The Tiny Desk is working from home for the foreseeable future. Introducing NPR Music’s Tiny Desk (home) concerts, bringing you performances from across the country and the world.
It’s the same spirit — stripped-down sets, an intimate setting — just a different space. Miley Cyrus has always understood that music is theater. So it’s no surprise that, visiting the imaginative space that is the Tiny Desk, she transforms it into something both fantastical and true to her topsy-turvy Mileyness.
Cyrus ruled preteen hearts on the small screen before mastering pop stardom’s big stages, and throughout her career she’s played with sound and image in unexpected and even controversial ways.
And she’s never balanced pop’s glorious artifice with her own soulful authenticity more self-assuredly than she does on her latest album, the rock and roll manifesto Plastic Hearts.
Here, the scene opens with Cyrus, dressed head to toe in rock-star faux fur, in what looks like a teenage girl’s bedroom. But the perspective in this pink-and-purple space feels a little … odd.
As Cyrus sings, it becomes clear that this is her Wonderland – like Alice full of magical cake, she’s grown to exceed her surroundings.
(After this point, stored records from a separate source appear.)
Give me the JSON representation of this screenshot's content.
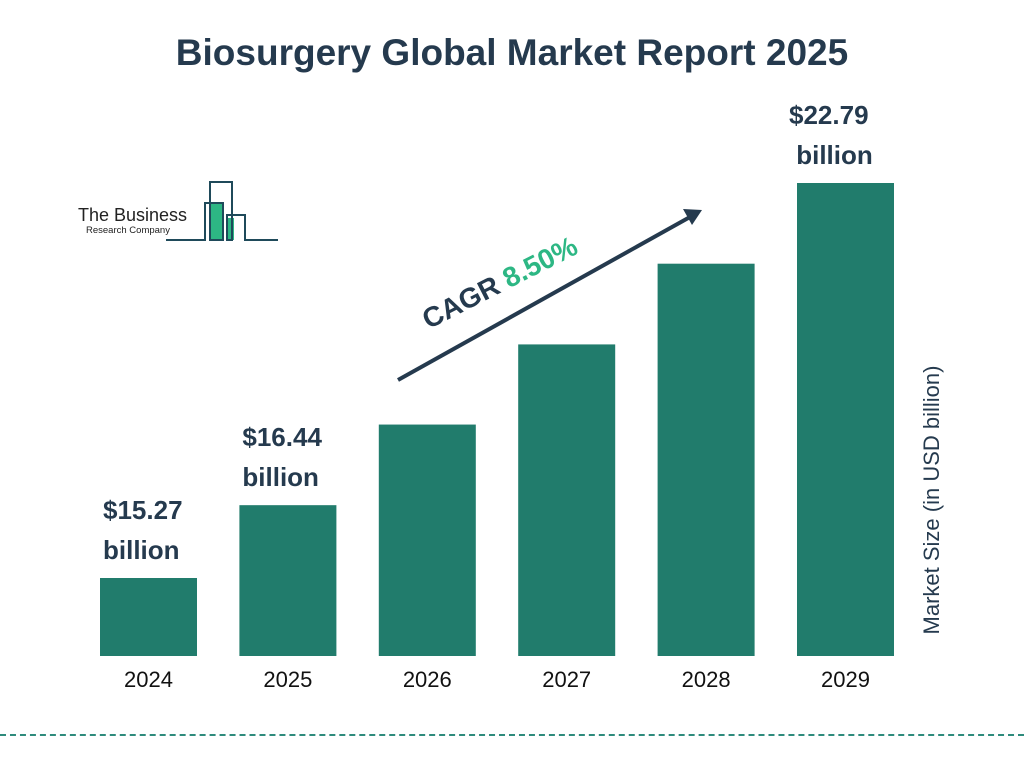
{
  "chart_data": {
    "type": "bar",
    "title": "Biosurgery Global Market Report 2025",
    "categories": [
      "2024",
      "2025",
      "2026",
      "2027",
      "2028",
      "2029"
    ],
    "values": [
      15.27,
      16.44,
      17.84,
      19.35,
      21.0,
      22.79
    ],
    "value_labels": [
      "$15.27 billion",
      "$16.44 billion",
      null,
      null,
      null,
      "$22.79 billion"
    ],
    "value_labels_lines": [
      [
        "$15.27",
        "billion"
      ],
      [
        "$16.44",
        "billion"
      ],
      null,
      null,
      null,
      [
        "$22.79",
        " billion"
      ]
    ],
    "ylabel": "Market Size (in USD billion)",
    "xlabel": "",
    "bar_color": "#217c6c",
    "grid": false,
    "annotation": {
      "label": "CAGR",
      "value": "8.50%",
      "value_color": "#2db784"
    }
  },
  "logo": {
    "line1": "The Business",
    "line2": "Research Company"
  }
}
By the end of this three-song set, Cyrus reveals that it’s the adolescent enclave that grew too small for her, not the other way around.
The songs Cyrus offers are as direct and affecting as the set is whimsical. Cyrus has lately proven herself one of pop’s great interpretive vocalists, and she scores another triumph with her version of Mazzy Star’s “Fade Into You,” a hazy psychedelic anthem that she infuses with just the edge of the next day’s hangover.
The two songs from Plastic Hearts that follow are her own bids at classic-rock timelessness. In “Golden G-String” Cyrus assesses her own life in the spotlight with Leonard Cohen-esque charm.
And “Prisoner” is the power ballad that lets Cyrus really break out – as she leaves the tiny room — just a box, it turns out, on a soundstage – and joins her band, she’s as free and self-confident as she’s ever been.